ふむ、毎晩一人ずつ厩舎で寝るんだと見えるな。
それでいまお前さんが夕飯を持って行って来たんだな。
ところでお前さん、新らしい着物が一重ね拵えられるお金の儲かる話があるんだが、嫌だなんて見栄を張るお前さんじゃありますまいね?」
男はチョッキのポケットから折りたたんだ白い紙を取出して、
「これを今晩の中《うち》に厩番《うまやばん》に手渡してくれれば、お前さんは飛切上等《じょうら》の晴着が手に入るんだがね」
「女中がこの男の様子があんまり真剣だったので恐くなって、すりぬけるようにしていつも食事を渡すことになってる厩舎の窓のところへ駈けて行った。
と、ハンタはもう窓を開けて、小さなテーブルに向って食事をしていた。
ネッド実はいまこれこれだと話しかけてると、そこへまたも先刻《さっき》の男が追っかけて来た。
「今晩は」男は窓から中を覗き込みながら、
「実はお前さんに少々話したいことがあるんですがね」
とハンタに声をかけたが、その時に手に握っていた小さな紙包の端がチラッと見えたと、後で女中は断言している。
「何用で来なすったのかね?」ハンタは反問した。
「お前さんの儲かる耳よりな話なんだがね。
ここにはウェセクス賞杯戦に出る馬が二頭いる――白銀と栗毛と――
お前さん確実な予想を教えてくれませんかね、決して悪いようにはしないが。
重量の点で、栗毛は八分の五哩で白銀に百ヤードは分があるというんで、馬主筋はみんな栗毛に賭けたというが本当かね?」
「うむ、さては手前は馬の様子を探りに来たスパイだな? 
よしッ! キングス・パイランドではスパイをどう扱うか見せてやろう」
とハンタは叫んで、犬を放しに走った。
女中はそのまま家の方へ駈け戻ったが、走りながら振返ってみると、その男は窓から中へ半身を乗り入れるようにしていたという。

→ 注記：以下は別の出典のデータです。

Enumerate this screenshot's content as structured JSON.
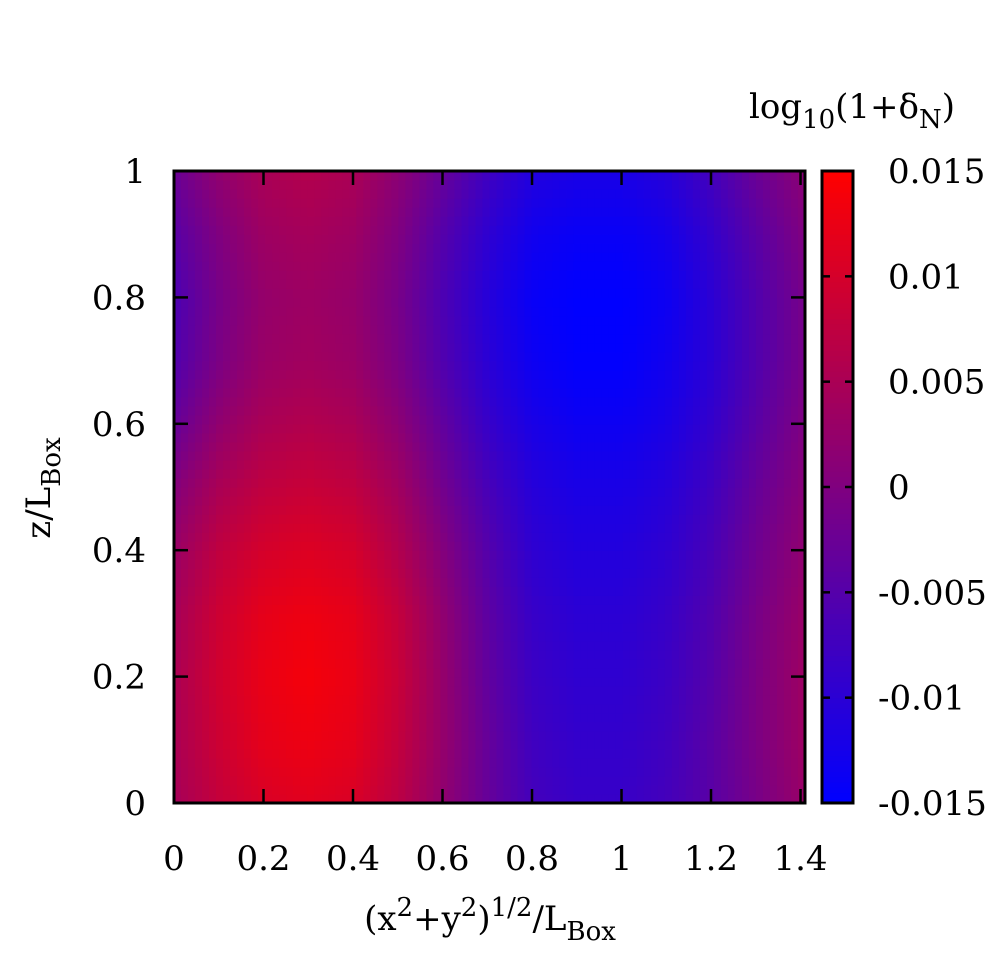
{
  "chart_data": {
    "type": "heatmap",
    "title": "",
    "xlabel": {
      "base": "(x",
      "sup1": "2",
      "mid": "+y",
      "sup2": "2",
      "close": ")",
      "sup3": "1/2",
      "slash": "/L",
      "sub": "Box"
    },
    "ylabel": {
      "base": "z/L",
      "sub": "Box"
    },
    "colorbar_label": {
      "pre": "log",
      "sub1": "10",
      "mid": "(1+δ",
      "sub2": "N",
      "close": ")"
    },
    "xlim": [
      0,
      1.41
    ],
    "ylim": [
      0,
      1
    ],
    "x_ticks": [
      0,
      0.2,
      0.4,
      0.6,
      0.8,
      1,
      1.2,
      1.4
    ],
    "x_tick_labels": [
      "0",
      "0.2",
      "0.4",
      "0.6",
      "0.8",
      "1",
      "1.2",
      "1.4"
    ],
    "y_ticks": [
      0,
      0.2,
      0.4,
      0.6,
      0.8,
      1
    ],
    "y_tick_labels": [
      "0",
      "0.2",
      "0.4",
      "0.6",
      "0.8",
      "1"
    ],
    "colorbar": {
      "range": [
        -0.015,
        0.015
      ],
      "ticks": [
        0.015,
        0.01,
        0.005,
        0,
        -0.005,
        -0.01,
        -0.015
      ],
      "tick_labels": [
        "0.015",
        "0.01",
        "0.005",
        "0",
        "-0.005",
        "-0.01",
        "-0.015"
      ],
      "colormap": [
        "#0000ff",
        "#ff0000"
      ]
    },
    "field": {
      "description_values": "log10(1+delta_N) sampled on a 15 x 11 grid",
      "x": [
        0,
        0.1,
        0.2,
        0.3,
        0.4,
        0.5,
        0.6,
        0.7,
        0.8,
        0.9,
        1.0,
        1.1,
        1.2,
        1.3,
        1.41
      ],
      "y": [
        0,
        0.1,
        0.2,
        0.3,
        0.4,
        0.5,
        0.6,
        0.7,
        0.8,
        0.9,
        1.0
      ],
      "z": [
        [
          0.0045,
          0.008,
          0.0105,
          0.0115,
          0.0105,
          0.007,
          0.002,
          -0.003,
          -0.007,
          -0.0085,
          -0.0085,
          -0.007,
          -0.0045,
          -0.001,
          0.003
        ],
        [
          0.005,
          0.009,
          0.012,
          0.013,
          0.012,
          0.008,
          0.0025,
          -0.003,
          -0.0075,
          -0.009,
          -0.009,
          -0.0075,
          -0.0045,
          -0.0005,
          0.0035
        ],
        [
          0.005,
          0.0095,
          0.0125,
          0.0138,
          0.0125,
          0.0085,
          0.0025,
          -0.0035,
          -0.008,
          -0.0095,
          -0.0095,
          -0.008,
          -0.005,
          -0.0005,
          0.0035
        ],
        [
          0.0045,
          0.009,
          0.012,
          0.013,
          0.012,
          0.008,
          0.002,
          -0.004,
          -0.0085,
          -0.01,
          -0.01,
          -0.0085,
          -0.0055,
          -0.001,
          0.003
        ],
        [
          0.003,
          0.0075,
          0.01,
          0.011,
          0.01,
          0.006,
          0.0005,
          -0.005,
          -0.0095,
          -0.011,
          -0.011,
          -0.0095,
          -0.0065,
          -0.002,
          0.002
        ],
        [
          0.0005,
          0.005,
          0.0075,
          0.0085,
          0.0075,
          0.004,
          -0.0015,
          -0.0065,
          -0.0105,
          -0.012,
          -0.012,
          -0.0105,
          -0.0075,
          -0.003,
          0.001
        ],
        [
          -0.003,
          0.002,
          0.005,
          0.006,
          0.005,
          0.0015,
          -0.0035,
          -0.0085,
          -0.012,
          -0.0135,
          -0.0135,
          -0.012,
          -0.009,
          -0.0045,
          0.0
        ],
        [
          -0.0055,
          -0.0005,
          0.003,
          0.004,
          0.003,
          -0.0005,
          -0.0055,
          -0.01,
          -0.0135,
          -0.0148,
          -0.0148,
          -0.013,
          -0.01,
          -0.0055,
          -0.001
        ],
        [
          -0.006,
          -0.001,
          0.0025,
          0.0035,
          0.0025,
          -0.001,
          -0.006,
          -0.0105,
          -0.014,
          -0.015,
          -0.015,
          -0.0135,
          -0.01,
          -0.0055,
          -0.001
        ],
        [
          -0.0045,
          0.0,
          0.0035,
          0.0045,
          0.0035,
          0.0,
          -0.005,
          -0.0095,
          -0.013,
          -0.014,
          -0.014,
          -0.0125,
          -0.009,
          -0.0045,
          0.0
        ],
        [
          -0.0025,
          0.002,
          0.005,
          0.006,
          0.005,
          0.0015,
          -0.003,
          -0.0075,
          -0.011,
          -0.012,
          -0.012,
          -0.0105,
          -0.007,
          -0.0025,
          0.0015
        ]
      ]
    }
  }
}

けれどもそれから一分間後に、ハンタが犬をつれて外へ飛び出して見た時には、もうその男はいなかったので、厩舎のまわりを駈けずりまわって探してみたが、どこにも姿は見えなかった。」
「ちょっと」 私はホームズを遮った。
「ハンタは犬をつれて飛び出した時、厩舎の戸締りをしないでおったのかい?」
その点が非常に大切だと思ったから、僕は昨日ダートムアへ電報を打って訊ねてみた。
ハンタは出る時鍵をかけたそうだ。
そして窓は、人間の入れるほどの大きさはないという。
 ハンタは仲間が食事から帰って来るのを待って、親方の調馬師に事の次第を報告に出かけた。
ストレーカはそれをきくとひどく昂奮して、それが何を意味するか分らなかったらしいが、漠然たる不安を感じたらしかった。
そして夜の一時に細君がふと眼を覚ましてみると、服を着かけていたという。
細君が驚いてその理由《わけ》を訊ねると、馬のことが心配になって眠れないから、厩舎に間違いでもないかを見に行くつもりだという。
ちょうど雨が窓を打つ音をきいたので、細君はどうぞ家《うち》にいてくれと願ったが、泣かんばかりに願ったが肯《きき》入れないで、大きな雨外套に身を包んでそのまま出ていってしまった。